Liz Schran is lucky. So is her personal trainer Peggy Balboni. It’s fair to say their relationship is a win-win situation.
Liz works at St. Joseph’s College in Standish, Maine where Peggy is a junior majoring in health and wellness promotion with a minor in exercise science. This past summer she was certified as a personal trainer through the National Council on Strength and Fitness. When she returned to St. Joe’s she was hired by the school to work with students, staff, and alumni. It’s a great opportunity to get hands-on experience in her chosen field.
My ultimate career would be a strength and conditioning coach for college athletes.
Liz is no college athlete. In fact, she’s a self-avowed couch potato. Now that she’s older, she wants to change her ways and get in shape.
I’m a senior now. I won’t reveal my age, but I am a senior and everything I read says you have to be strong or you’re not going to have quality of life.
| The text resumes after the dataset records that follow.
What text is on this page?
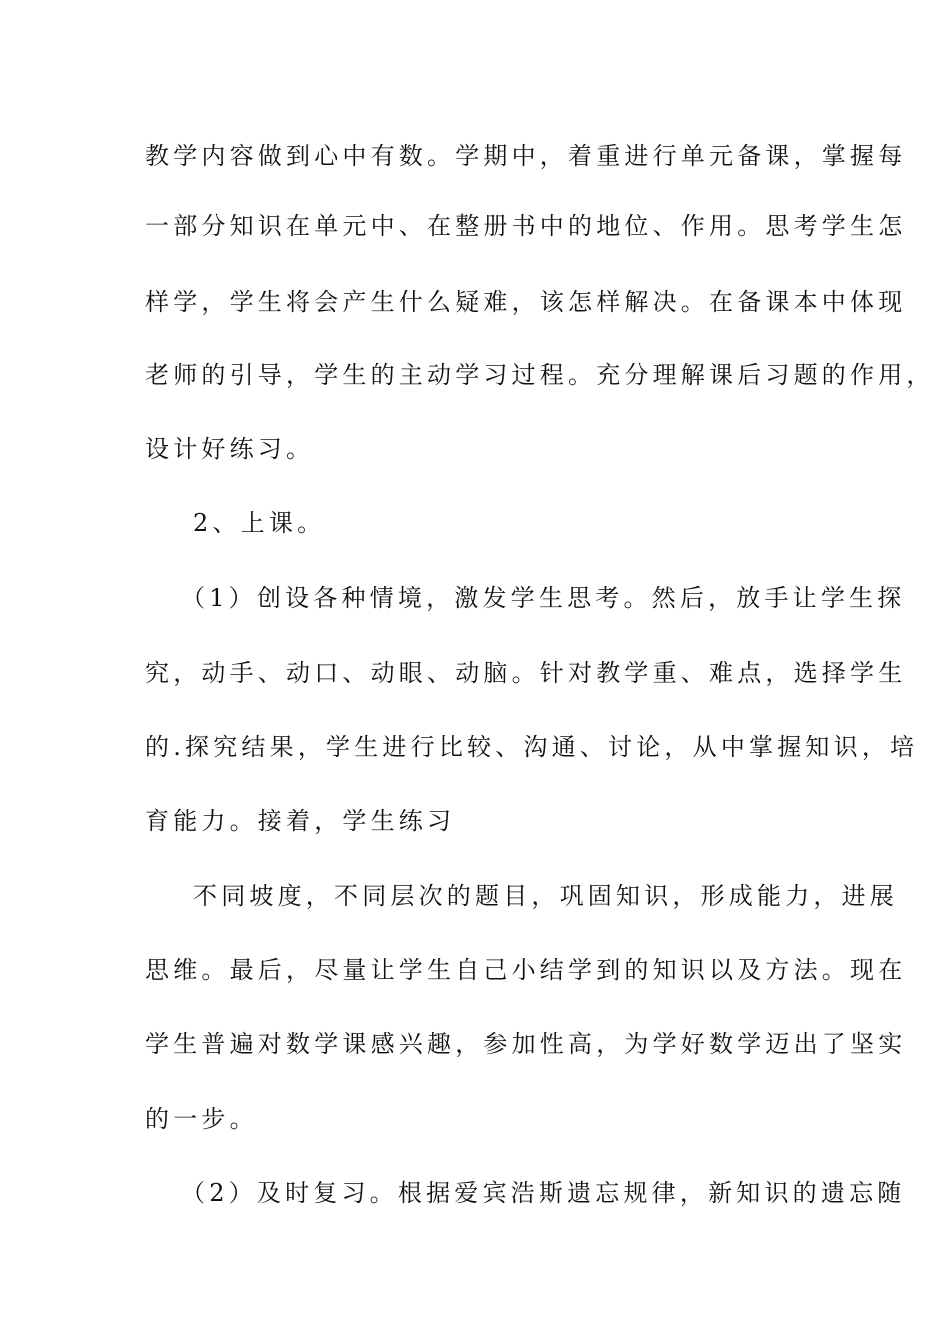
教学内容做到心中有数。学期中，着重进行单元备课，掌握每
一部分知识在单元中、在整册书中的地位、作用。思考学生怎
样学，学生将会产生什么疑难，该怎样解决。在备课本中体现
老师的引导，学生的主动学习过程。充分理解课后习题的作用，
设计好练习。
2、上课。
（1）创设各种情境，激发学生思考。然后，放手让学生探
究，动手、动口、动眼、动脑。针对教学重、难点，选择学生
的.探究结果，学生进行比较、沟通、讨论，从中掌握知识，培
育能力。接着，学生练习
不同坡度，不同层次的题目，巩固知识，形成能力，进展
思维。最后，尽量让学生自己小结学到的知识以及方法。现在
学生普遍对数学课感兴趣，参加性高，为学好数学迈出了坚实
的一步。
（2）及时复习。根据爱宾浩斯遗忘规律，新知识的遗忘随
They both jumped at the opportunity to work together. Even though Liz is older and not an athlete, Peggy understands the importance of learning to work with people of ages.
I train or coach Liz the same way I would maybe another student but the program is definitely different and the goal of each workout is different, for sure.
The first thing Peggy did with Liz was to assess what she could do — zero push-ups, but she was impressed with her plank. She also checked her height, weight, BMI, and blood pressure. And, of course, they talked about her goals.
They were to tone up muscle and lose a little weight. I made her program more full-bodied than I would an athlete, more functional, working in cardio, flexibility, and core strengthening.
After just a few months of working out together twice a week, Liz notices a difference.
“She keeps giving me this 15-pound weight to do squats with and I was convinced I never did it with 15 pounds. Now I can lift the 20-pound bag of cat litter at home.” Do you feel stronger? “Yeah, I think so.” Can you do a push-up now? Liz: “She can do a push-up now. We’re working on it.”
It’s a well-known phenomenon that a huge percentage of people will become disenchanted with working out a few weeks in. Think trying to keep your New Year’s resolution. The idea hasn’t even crossed Liz’s mind.
Knowing there is someone here waiting for me — that this is her professional job. She’s waiting for me and we have a responsibility to one another.
In addition to Liz’s endorsement, there is something else that points to Peggy’s success as a personal trainer. Liz was her very first client at St. Joe’s and now she has a waiting list. High five to both of them!